Y A R G I T A Y K A R A R I

Davacı vekili dilekçesinde; davalının oturduğu kamu konutuna ilişkin 15.1.2012- 10.10.2012 tarihleri arasındaki yakıt bedeli farkı olan 1.391.53.-TL’nin, zararın oluştuğu tarihten itibaren işleyecek yasal faizi ile birlikte tahsilini talep etmiştir.
Davalı, cevap dilekçesi sunmamıştır.
Mahkemece; dava konusu taşınmazın lojman niteliğindeki kamu konutu olduğu, ilgili taşınmazın Kat Mülkiyeti Kanunu hükümlerine değil, 2946 sayılı Kamu Konutları Kanununa tabi olduğu, Sulh Hukuk Mahkemesinin görevinin istisna, Asliye Hukuk Mahkemesinin görevinin asıl olduğu, dava konusu uyuşmazlığı çözmekle görevli mahkemenin Asliye Hukuk Mahkemesi olduğu anlaşılmakla görevsizlik nedeni ile davanın reddine karar verilmiş, hüküm davacı vekili tarafından temyiz edilmiştir.
1)01.10.2011 tarihinde yürürlüğe giren 6100 Sayılı HMK’nun 4/1-a maddesine göre
“Kiralanan taşınmazların, 09.06.1932 tarihli ve 2004 sayılı İcra ve İflas Kanununa göre ilamsız icra yoluyla tahliyesine ilişkin hükümler ayrık olmak üzere, kira ilişkisinden doğan alacak davaları da dâhil olmak üzere tüm uyuşmazlıkları konu alan davalar ile bu davalara karşı açılan davalarda” Sulh Hukuk Mahkemesi görevlidir.
Somut olayda, uyuşmazlık kira ilişkisinden kaynaklanmaktadır.

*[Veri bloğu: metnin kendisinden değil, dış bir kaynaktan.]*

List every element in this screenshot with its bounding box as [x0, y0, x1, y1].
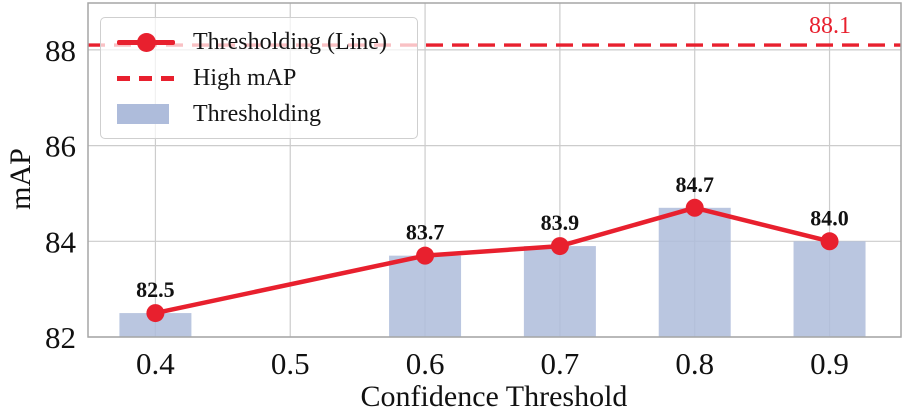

Dava, 06/06/2014 tarihinde 6100 sayılı HMK’nın yürürlüğe girmesinden sonra açıldığına göre görevli mahkeme Sulh Hukuk Mahkemesidir.
Görevle ilgili düzenlemeler kamu düzenine ilişkin olup, taraflar ileri sürmese dahi yargılamanın her aşamasında re’sen gözetilir. Taraflar da yargılama bitinceye kadar görev itirazında bulunabilirler. Görev itirazı yapılmamış olsa bile re’sen mahkeme, ilk önce görevli olup olmadığını inceleyip karara bağlamalıdır.

Hal böyle olunca, mahkemece; uyuşmazlığın çözümünde Sulh Hukuk Mahkemesinin görevli olduğu gözetilmeden, görevsizlik nedeniyle davanın reddine karar verilmesi usul ve yasaya aykırı olup bozmayı gerektirir.
2)Bozma nedenine göre davacının (1) numaralı bendin dışında kalan sair temyiz itirazlarının incelenmesine gerek görülmemiştir.
SONUÇ: Yukarıda birinci bentte açıklanan nedenlerle birinci bentte açıklanan nedenlerle temyiz olunan kararın 6100 sayılı …ya 6217 Sayılı Kanunla eklenen geçici 3. Madde hükmü gözetilerek HUMK.nun 428. maddesi uyarınca davacı yararına BOZULMASINA, ikinci bentte açıklanan nedenle davacı tarafın diğer temyiz itirazlarının incelenmesine yer olmadığına ve peşin alınan temyiz harcının istek halinde temyiz edene iadesine, HUMK’nun 440. maddesi uyarınca karar düzeltme yolu kapalı olmak üzere, 03/04/2017 gününde oybirliğiyle karar verildi.